Safety: why the validators matter

Because Fathom builds CLIPS source by string concatenation, a malicious or accidental identifier like "foo) (deftemplate evil" would break out of the enclosing construct. Substituted into compile_template, it would produce two top-level constructs where the author wrote one:

(deftemplate MAIN::foo) (deftemplate evil
    (slot ...))

The Pydantic layer blocks this before the compiler runs. _validate_clips_ident rejects anything outside [A-Za-z_][A-Za-z0-9_-]*, and _validate_slot_value ensures that a slot value starting with ( is a balanced s-expression — so an attacker cannot smuggle a )) that terminates the surrounding assert form.

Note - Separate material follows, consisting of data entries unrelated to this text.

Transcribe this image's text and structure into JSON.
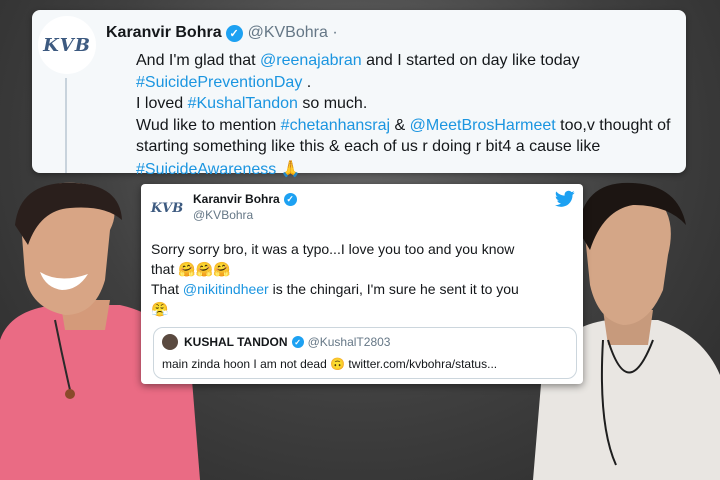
{
  "tweet_top": {
    "avatar_text": "KVB",
    "name": "Karanvir Bohra",
    "handle": "@KVBohra ·",
    "line1_a": "And I'm glad that ",
    "line1_mention": "@reenajabran",
    "line1_b": " and I started on day like today",
    "line2_hashtag": "#SuicidePreventionDay",
    "line2_b": " .",
    "line3_a": "I loved ",
    "line3_hashtag": "#KushalTandon",
    "line3_b": " so much.",
    "line4_a": "Wud like to mention ",
    "line4_hashtag": "#chetanhansraj",
    "line4_b": " & ",
    "line4_mention": "@MeetBrosHarmeet",
    "line4_c": " too,v thought of",
    "line5": "starting something like this & each of us r doing r bit4 a cause like",
    "line6_hashtag": "#SuicideAwareness",
    "line6_emoji": "🙏"
  },
  "tweet_mid": {
    "avatar_text": "KVB",
    "name": "Karanvir Bohra",
    "handle": "@KVBohra",
    "line1": "Sorry sorry bro, it was a typo...I love you too and you know",
    "line2_a": "that ",
    "line2_emojis": "🤗🤗🤗",
    "line3_a": "That ",
    "line3_mention": "@nikitindheer",
    "line3_b": " is the chingari, I'm sure he sent it to you",
    "line4_emoji": "😤",
    "quote": {
      "name": "KUSHAL TANDON",
      "handle": "@KushalT2803",
      "text": "main zinda hoon I am not dead 🙃 twitter.com/kvbohra/status..."
    }
  },
  "colors": {
    "link": "#1b95e0",
    "verified": "#1da1f2",
    "twitter_blue": "#1da1f2",
    "background": "#3f3f3f",
    "left_shirt": "#e8627a"
  },
  "icons": [
    "verified-badge-icon",
    "twitter-bird-icon",
    "folded-hands-emoji",
    "hugging-face-emoji",
    "upside-down-face-emoji"
  ]
}
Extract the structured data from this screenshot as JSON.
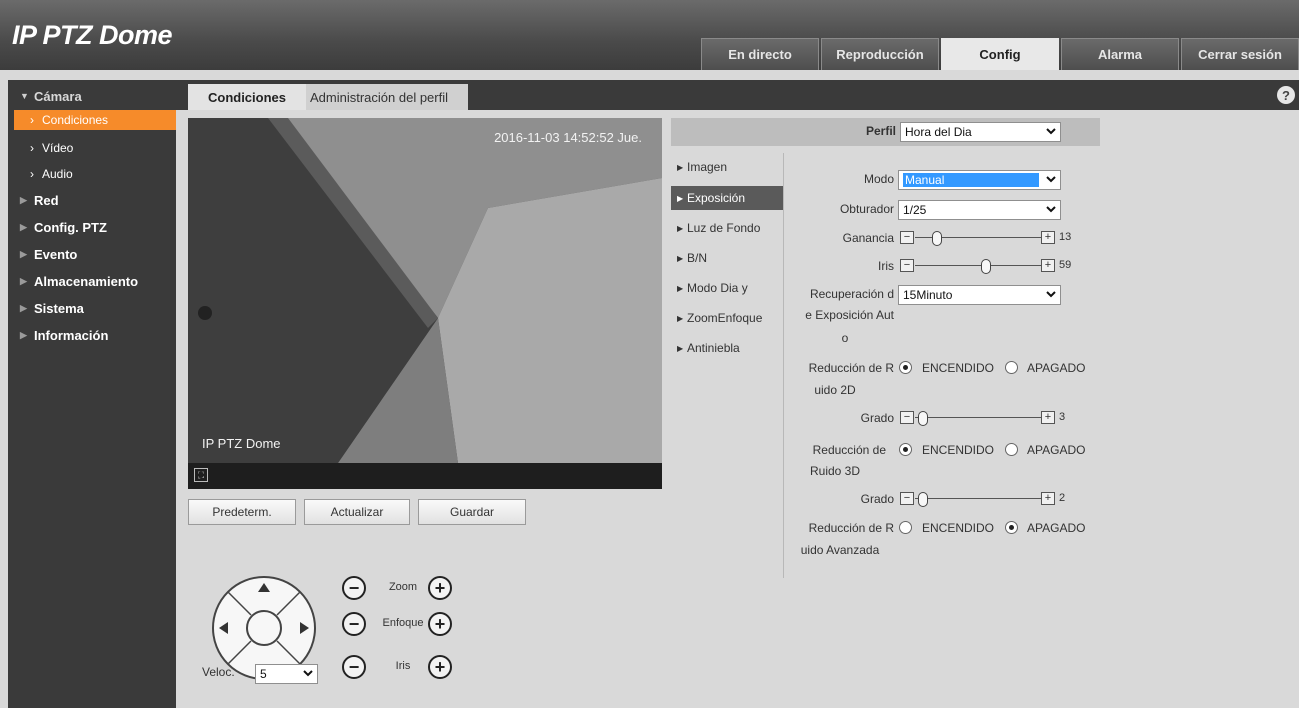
{
  "app": {
    "title": "IP PTZ Dome"
  },
  "main_tabs": [
    {
      "label": "En directo",
      "active": false
    },
    {
      "label": "Reproducción",
      "active": false
    },
    {
      "label": "Config",
      "active": true
    },
    {
      "label": "Alarma",
      "active": false
    },
    {
      "label": "Cerrar sesión",
      "active": false
    }
  ],
  "nav": {
    "camera": "Cámara",
    "sub": [
      "Condiciones",
      "Vídeo",
      "Audio"
    ],
    "red": "Red",
    "ptz": "Config. PTZ",
    "evento": "Evento",
    "almacenamiento": "Almacenamiento",
    "sistema": "Sistema",
    "informacion": "Información"
  },
  "sub_tabs": [
    "Condiciones",
    "Administración del perfil"
  ],
  "help_icon": "?",
  "video": {
    "timestamp": "2016-11-03 14:52:52 Jue.",
    "osd_name": "IP PTZ Dome",
    "fullscreen_icon": "fullscreen-icon"
  },
  "buttons": {
    "default": "Predeterm.",
    "refresh": "Actualizar",
    "save": "Guardar"
  },
  "ptz": {
    "zoom": "Zoom",
    "focus": "Enfoque",
    "iris": "Iris",
    "speed_label": "Veloc.",
    "speed_value": "5"
  },
  "profile": {
    "label": "Perfil",
    "value": "Hora del Dia"
  },
  "categories": [
    "Imagen",
    "Exposición",
    "Luz de Fondo",
    "B/N",
    "Modo Dia y",
    "ZoomEnfoque",
    "Antiniebla"
  ],
  "exposure": {
    "mode_label": "Modo",
    "mode_value": "Manual",
    "shutter_label": "Obturador",
    "shutter_value": "1/25",
    "gain_label": "Ganancia",
    "gain_value": "13",
    "iris_label": "Iris",
    "iris_value": "59",
    "recovery_label_1": "Recuperación d",
    "recovery_label_2": "e Exposición Aut",
    "recovery_label_3": "o",
    "recovery_value": "15Minuto",
    "nr2d_label_1": "Reducción de R",
    "nr2d_label_2": "uido 2D",
    "nr2d_state": "on",
    "grade_label": "Grado",
    "nr2d_grade": "3",
    "nr3d_label_1": "Reducción de",
    "nr3d_label_2": "Ruido 3D",
    "nr3d_state": "on",
    "nr3d_grade": "2",
    "nradv_label_1": "Reducción de R",
    "nradv_label_2": "uido Avanzada",
    "nradv_state": "off",
    "on_label": "ENCENDIDO",
    "off_label": "APAGADO"
  },
  "colors": {
    "accent": "#f68b2a",
    "nav_bg": "#3a3a3a",
    "content_bg": "#d9d9d9"
  }
}
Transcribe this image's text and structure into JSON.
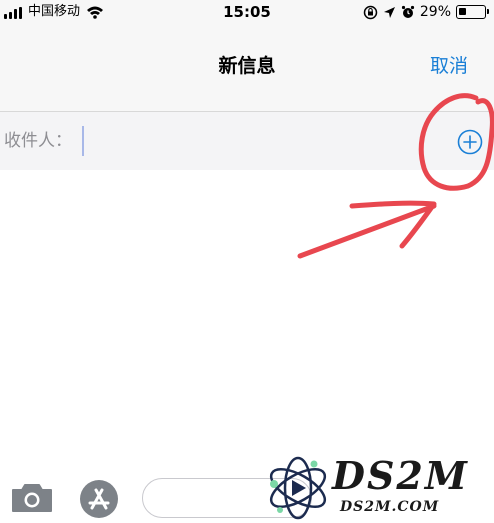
{
  "status_bar": {
    "carrier": "中国移动",
    "time": "15:05",
    "battery_percent": "29%",
    "battery_level": 0.29,
    "icons": [
      "signal-icon",
      "wifi-icon",
      "lock-rotation-icon",
      "location-icon",
      "alarm-icon",
      "battery-icon"
    ]
  },
  "nav": {
    "title": "新信息",
    "cancel_label": "取消"
  },
  "recipient": {
    "label": "收件人：",
    "value": ""
  },
  "actions": {
    "add_contact_icon": "plus-circle-icon",
    "camera_icon": "camera-icon",
    "appstore_icon": "app-store-icon"
  },
  "colors": {
    "accent": "#1a7fd6",
    "annotation": "#e8474f",
    "background": "#ffffff",
    "bar_background": "#f7f7f7",
    "label_gray": "#8e8e93"
  },
  "watermark": {
    "title": "DS2M",
    "subtitle": "DS2M.COM"
  }
}
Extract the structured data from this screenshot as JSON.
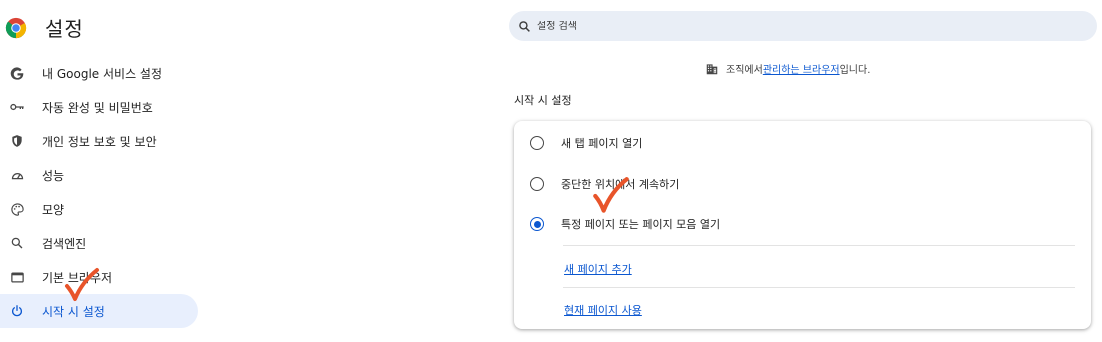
{
  "sidebar": {
    "title": "설정",
    "items": [
      {
        "label": "내 Google 서비스 설정",
        "icon": "google-icon"
      },
      {
        "label": "자동 완성 및 비밀번호",
        "icon": "key-icon"
      },
      {
        "label": "개인 정보 보호 및 보안",
        "icon": "shield-icon"
      },
      {
        "label": "성능",
        "icon": "speedometer-icon"
      },
      {
        "label": "모양",
        "icon": "palette-icon"
      },
      {
        "label": "검색엔진",
        "icon": "search-icon"
      },
      {
        "label": "기본 브라우저",
        "icon": "browser-window-icon"
      },
      {
        "label": "시작 시 설정",
        "icon": "power-icon",
        "active": true
      }
    ]
  },
  "search": {
    "placeholder": "설정 검색"
  },
  "managed_notice": {
    "prefix": "조직에서 ",
    "link": "관리하는 브라우저",
    "suffix": "입니다."
  },
  "startup": {
    "section_title": "시작 시 설정",
    "options": [
      {
        "label": "새 탭 페이지 열기",
        "selected": false
      },
      {
        "label": "중단한 위치에서 계속하기",
        "selected": false
      },
      {
        "label": "특정 페이지 또는 페이지 모음 열기",
        "selected": true
      }
    ],
    "add_page_link": "새 페이지 추가",
    "use_current_link": "현재 페이지 사용"
  },
  "colors": {
    "accent": "#0b57d0",
    "active_bg": "#e8effd",
    "search_bg": "#e9eef6",
    "annotation_check": "#e8542a"
  }
}
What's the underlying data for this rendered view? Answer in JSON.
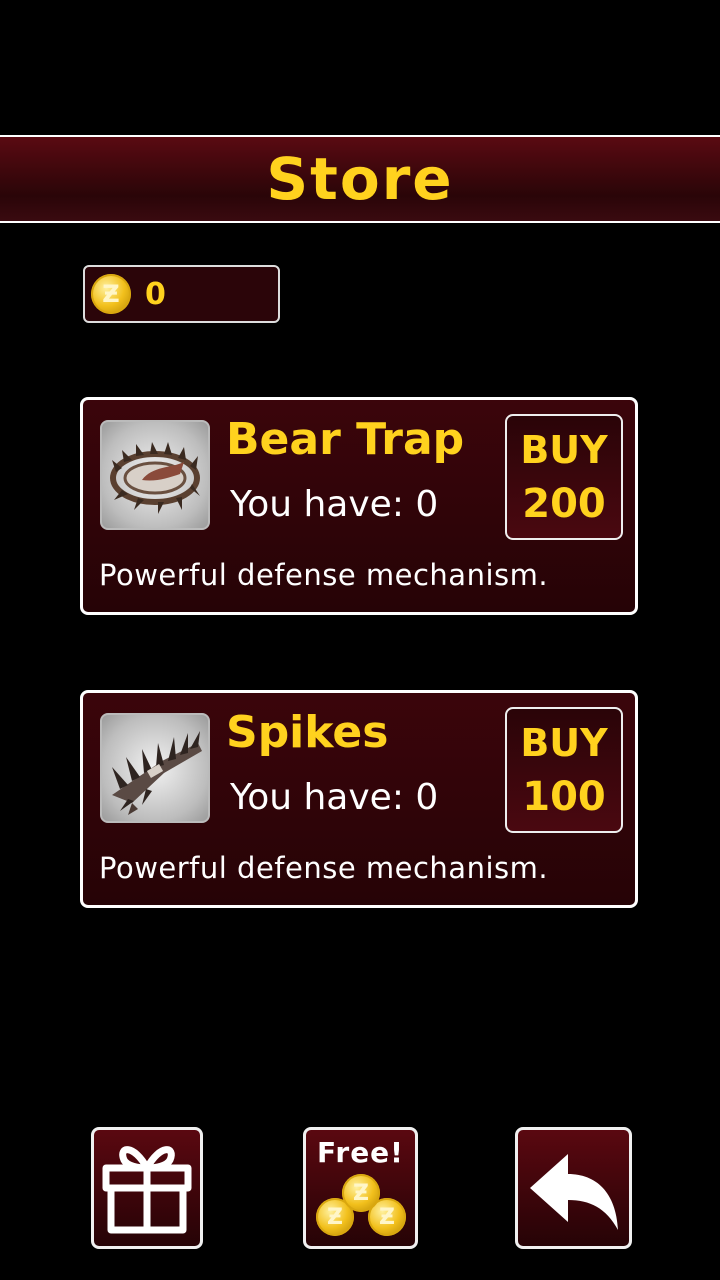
{
  "header": {
    "title": "Store"
  },
  "wallet": {
    "coin_icon": "coin-icon",
    "count": "0"
  },
  "items": [
    {
      "name": "Bear Trap",
      "have": "You have: 0",
      "buy_label": "BUY",
      "price": "200",
      "description": "Powerful defense mechanism.",
      "icon": "bear-trap-icon"
    },
    {
      "name": "Spikes",
      "have": "You have: 0",
      "buy_label": "BUY",
      "price": "100",
      "description": "Powerful defense mechanism.",
      "icon": "spikes-icon"
    }
  ],
  "bottom_bar": {
    "gift_icon": "gift-icon",
    "free_label": "Free!",
    "free_coins_icon": "coins-stack-icon",
    "back_icon": "back-arrow-icon"
  },
  "colors": {
    "accent": "#ffd21e",
    "panel": "#3b050b",
    "background": "#000000"
  }
}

The general rule: if it ends up as raw text in CLIPS source without quoting, it goes through _validate_clips_ident or _validate_slot_value first. Identifier validation on AssertSpec.template and every slot key inside AssertSpec.slots closes the loop on the RHS.

The raw escape hatch

Some things the YAML surface does not express directly — complex deffunctions, custom conditional elements, CLIPS-side state machinery. Two escape hatches exist, and both sit on the far side of the safety validators on purpose.

FunctionDefinition(type="raw", body=...) emits arbitrary CLIPS function source:

functions:
  - name: my-helper
    type: raw
    params: ["?x"]
    body: |
      (deffunction MAIN::my-helper (?x)
          (+ ?x 1))

compile_function returns defn.body verbatim when type == "raw". The params field is informational in this path; the author owns the entire deffunction source.

ConditionEntry(test="(my-fn ?x)") emits an arbitrary (test …) CE on the LHS:

rules:
  - name: flag-risky
    when:
      - template: session
        conditions:
          - slot: session_id
            bind: "?sid"
          - test: "(risk-score-exceeds ?sid 0.9)"
    then:
      action: deny
      reason: risky session

This is how you reach anything registered via Engine.register_function or any CLIPS built-in outside Fathom's operator allow-list. The test field is only checked for being a non-empty parenthesized expression; the contents are not parsed. That is the point — it is the escape hatch — and raw passthrough sidesteps the per-operator safety net. With the hatch comes the author's responsibility for the CLIPS it emits.

Loading order

Compiled constructs are loaded into the CLIPS environment in a fixed order — templates, modules, functions, rules — reflecting the dependency graph between primitives. See Runtime & Working Memory for why this order is the only one that works.